Anthony Rizzo: "You set out goals in the spring you want to accomplish as an organization. We didn’t (accomplish them). We hold ourselves to a high standard and its up to everyone to figure out why? Why didn’t we come together and win?”— Jesse Rogers (@ESPNChiCubs) September 26, 2019
And as usual, team leader Rizzo states what needed to be said. Those are good questions and players and management will try to find the answers over the next days, weeks and months.
The Cubs aren’t alone in their disappointment. Last year’s World Series champions, the 108-win Red Sox, are also staying home this October. Their record is similar to the Cubs, currently one game better at 83-75. The Rockies, who dumped the Cubs out of the postseason in last year’s wild card game, have lost 90 games this season. Meanwhile, the Twins, who were 78-84 in 2018, are a 98-win ballclub this year with a chance to win 100. Things can change quickly in one offseason, so there’s a reasonable chance that with the right offseason moves, the Cubs can quickly return to contention in 2020.
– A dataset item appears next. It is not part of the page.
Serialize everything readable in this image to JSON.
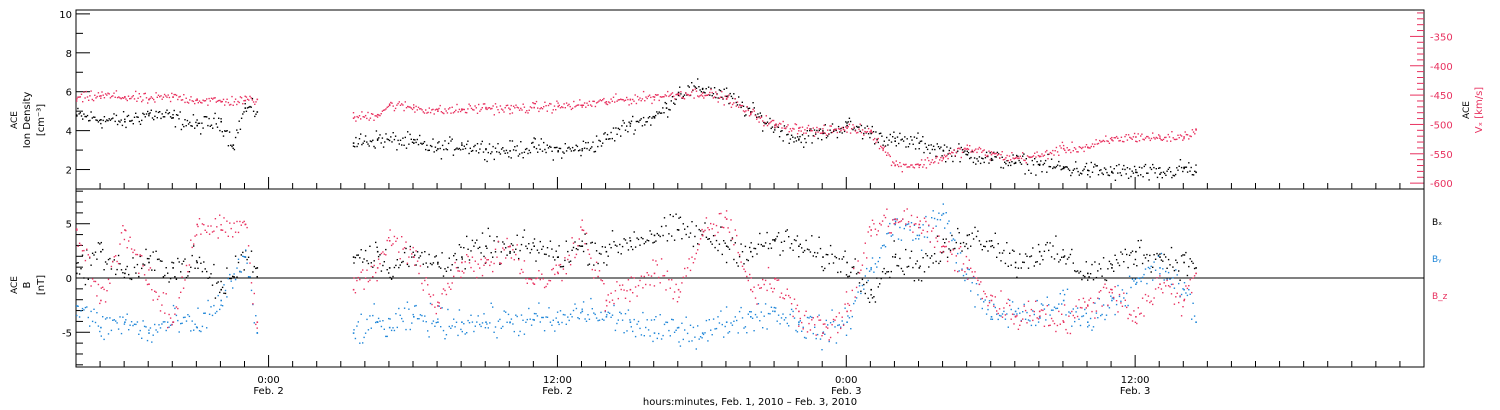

In the meantime, there are four more games to be played. If this team continues to mirror its 1969 predecessors, they should win tonight.
Jose Quintana will start for the Cubs and Joe Musgrove will go for the Pirates in the series finale. Game time is again 6:05 p.m. CT and TV coverage will be on NBC Sports Chicago (and on MLB Network outside the Cubs and Pirates market territories).